David van sijne vyanden swaerlick vervolght ende beanghstight zijnde, bidt seer yverighlick om haestige verlossinge, ende om onderrichtinge in de wegen des Heeren, ende om het verderf sijner vyanden.
1 EEn Psalm Davids. O HEERE, hoort mijn gebedt, neyght de ooren tot mijne smeeckingen: verhoort my na uwe waerheyt, na uwe gerechtigheyt.
2 Ende en gaet niet in ’t gerichte met uwen knecht: want niemant die leeft sal voor u aengesichte rechtveerdigh zijn.
3 Want de vyant vervolght mijne ziele, hy vertreet mijn leven ter aerde, hy leght my in duysternissen, als de gene die over lange doot zijn.
4 Daerom wort mijn geest overstelpt in my, mijn herte is verbaest in’t midden van my.
5 Ick gedencke aen de dagen van oudts: ick overlegge alle uwe daden: ick spreke by my selven van de wercken uwer handen.
6 Ick breyde mijne handen uyt tot u: mijne ziele is voor u, als een dorstigh lant, Sela!
7 Verhoort my haestelick HEERE, mijn geest beswijckt: en verberght u aengesichte niet van my: want ick soude gelijck worden den genen die in den kuyl dalen.
8 Doet my uwe goedertierenheyt in den morgenstont hooren, want ick betrouwe op u: maeckt my bekent den wegh dien ick te gaen hebbe, want ick heffe mijne ziele tot u op.
9 Reddet my, HEERE, van mijne vyanden: by u schuyle ick.
10 Leert my u welbehagen doen, want ghy zijt mijn Godt: Uw’ goede Geest geleyde my in een effen lant.
11 O HEERE, maeckt my levendigh, om uwes naems wille: voert mijne ziele uyt de benauwtheyt, om uwe gerechtigheyt.
12 Ende roeyt mijne vyanden uyt, om uwe goedertierenheyt, ende brenghtse omme, alle die mijne ziele beanghstigen: want ick ben uw’ knecht.
Gebed om haastige verlossing van de vijanden
1 EEN psalm van David.
O HEERE, hoor mijn gebed, neig de oren tot mijn smekingen; verhoor mij naar Uw waarheid, naar Uw gerechtigheid.

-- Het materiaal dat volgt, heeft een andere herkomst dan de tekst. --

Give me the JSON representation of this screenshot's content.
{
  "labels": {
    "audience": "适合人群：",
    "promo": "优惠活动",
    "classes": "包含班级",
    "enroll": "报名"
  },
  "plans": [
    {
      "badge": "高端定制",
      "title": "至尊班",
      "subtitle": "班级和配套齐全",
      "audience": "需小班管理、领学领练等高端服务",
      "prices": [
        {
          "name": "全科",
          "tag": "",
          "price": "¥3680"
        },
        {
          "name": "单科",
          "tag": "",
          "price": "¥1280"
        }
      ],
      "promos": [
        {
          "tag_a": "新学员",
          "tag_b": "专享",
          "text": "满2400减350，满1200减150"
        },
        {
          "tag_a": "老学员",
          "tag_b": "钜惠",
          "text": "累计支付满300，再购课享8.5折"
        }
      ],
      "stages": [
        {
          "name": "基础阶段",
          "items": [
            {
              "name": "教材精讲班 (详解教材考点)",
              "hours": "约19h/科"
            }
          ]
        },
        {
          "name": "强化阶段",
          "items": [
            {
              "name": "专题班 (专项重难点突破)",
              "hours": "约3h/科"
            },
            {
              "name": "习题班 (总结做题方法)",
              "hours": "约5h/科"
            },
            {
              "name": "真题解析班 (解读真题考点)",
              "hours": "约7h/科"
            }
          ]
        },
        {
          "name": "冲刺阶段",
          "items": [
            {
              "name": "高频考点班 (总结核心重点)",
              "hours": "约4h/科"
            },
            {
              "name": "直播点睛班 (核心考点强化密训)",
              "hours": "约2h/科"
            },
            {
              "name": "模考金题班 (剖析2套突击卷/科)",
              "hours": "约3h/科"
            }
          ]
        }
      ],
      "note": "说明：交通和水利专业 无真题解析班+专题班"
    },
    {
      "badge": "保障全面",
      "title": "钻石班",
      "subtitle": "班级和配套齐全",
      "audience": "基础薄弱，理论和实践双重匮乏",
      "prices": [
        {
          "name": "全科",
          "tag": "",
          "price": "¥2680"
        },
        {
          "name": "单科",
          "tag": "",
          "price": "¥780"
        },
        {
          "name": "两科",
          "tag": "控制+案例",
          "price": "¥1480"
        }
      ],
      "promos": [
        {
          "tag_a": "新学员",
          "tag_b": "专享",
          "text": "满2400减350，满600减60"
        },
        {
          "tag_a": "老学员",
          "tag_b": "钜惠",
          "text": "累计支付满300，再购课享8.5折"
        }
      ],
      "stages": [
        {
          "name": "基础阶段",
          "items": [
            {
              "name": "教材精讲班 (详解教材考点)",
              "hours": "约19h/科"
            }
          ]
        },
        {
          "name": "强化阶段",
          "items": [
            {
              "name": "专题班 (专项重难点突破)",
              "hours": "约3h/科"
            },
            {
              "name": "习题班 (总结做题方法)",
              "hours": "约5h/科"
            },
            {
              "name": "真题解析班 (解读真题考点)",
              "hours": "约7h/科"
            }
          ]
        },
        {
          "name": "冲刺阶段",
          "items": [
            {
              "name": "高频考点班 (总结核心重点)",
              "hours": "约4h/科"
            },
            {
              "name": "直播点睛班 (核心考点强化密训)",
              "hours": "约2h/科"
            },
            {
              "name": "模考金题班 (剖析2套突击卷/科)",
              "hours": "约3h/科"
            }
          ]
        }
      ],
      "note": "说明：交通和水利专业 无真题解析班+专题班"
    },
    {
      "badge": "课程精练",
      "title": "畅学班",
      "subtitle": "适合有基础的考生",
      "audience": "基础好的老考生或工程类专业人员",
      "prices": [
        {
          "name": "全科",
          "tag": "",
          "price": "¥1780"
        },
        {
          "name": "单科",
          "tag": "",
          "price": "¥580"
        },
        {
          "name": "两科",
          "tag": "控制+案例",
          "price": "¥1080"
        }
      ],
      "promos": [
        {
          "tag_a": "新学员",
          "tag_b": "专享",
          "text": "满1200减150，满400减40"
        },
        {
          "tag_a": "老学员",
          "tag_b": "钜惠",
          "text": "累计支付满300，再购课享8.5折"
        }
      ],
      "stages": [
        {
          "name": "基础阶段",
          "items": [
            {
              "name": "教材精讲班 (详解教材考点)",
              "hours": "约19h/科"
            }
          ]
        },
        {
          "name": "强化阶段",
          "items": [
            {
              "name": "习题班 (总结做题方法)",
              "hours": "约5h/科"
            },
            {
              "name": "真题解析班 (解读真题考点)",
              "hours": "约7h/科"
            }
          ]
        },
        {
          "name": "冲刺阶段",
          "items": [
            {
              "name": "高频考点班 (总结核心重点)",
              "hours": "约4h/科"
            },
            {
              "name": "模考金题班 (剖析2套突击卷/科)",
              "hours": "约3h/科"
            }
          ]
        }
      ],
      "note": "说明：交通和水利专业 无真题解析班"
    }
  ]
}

2 En ga niet in het gericht met Uw knecht; want niemand, die leeft, zal voor Uw aangezicht rechtvaardig zijn.
3 Want de vijand vervolgt mijn ziel, hij vertreedt mijn leven ter aarde; hij legt mij in duisternissen, als degenen, die over lang dood zijn.
4 Daarom wordt mijn geest overstelpt in mij, mijn hart is verbaasd in het midden van mij.
5 Ik gedenk aan de dagen van ouds; ik overleg al Uw daden; ik spreek bij mijzelven van de werken Uwer handen.
6 Ik breid mijn handen uit tot U; mijn ziel is voor U als een dorstig land. Sela!
7 Verhoor mij haastelijk, HEERE, mijn geest bezwijkt; verberg Uw aangezicht niet van mij, want ik zou gelijk worden dengenen, die in den kuil dalen.
8 Doe mij Uw goedertierenheid in den morgenstond horen, want ik betrouw op U; maak mij bekend den weg, dien ik te gaan heb, want ik hef mijn ziel tot U op.
9 Red mij, HEERE, van mijn vijanden; bij U schuil ik.
10 Leer mij Uw welbehagen doen, want Gij zijt mijn God; Uw goede Geest geleide mij in een effen land.
11 O HEERE, maak mij levend, om Uws Naams wil; voer mijn ziel uit de benauwdheid, om Uw gerechtigheid.
12 En roei mijn vijanden uit, om Uw goedertierenheid, en breng hen om, allen, die mijn ziel beangstigen; want ik ben Uw knecht.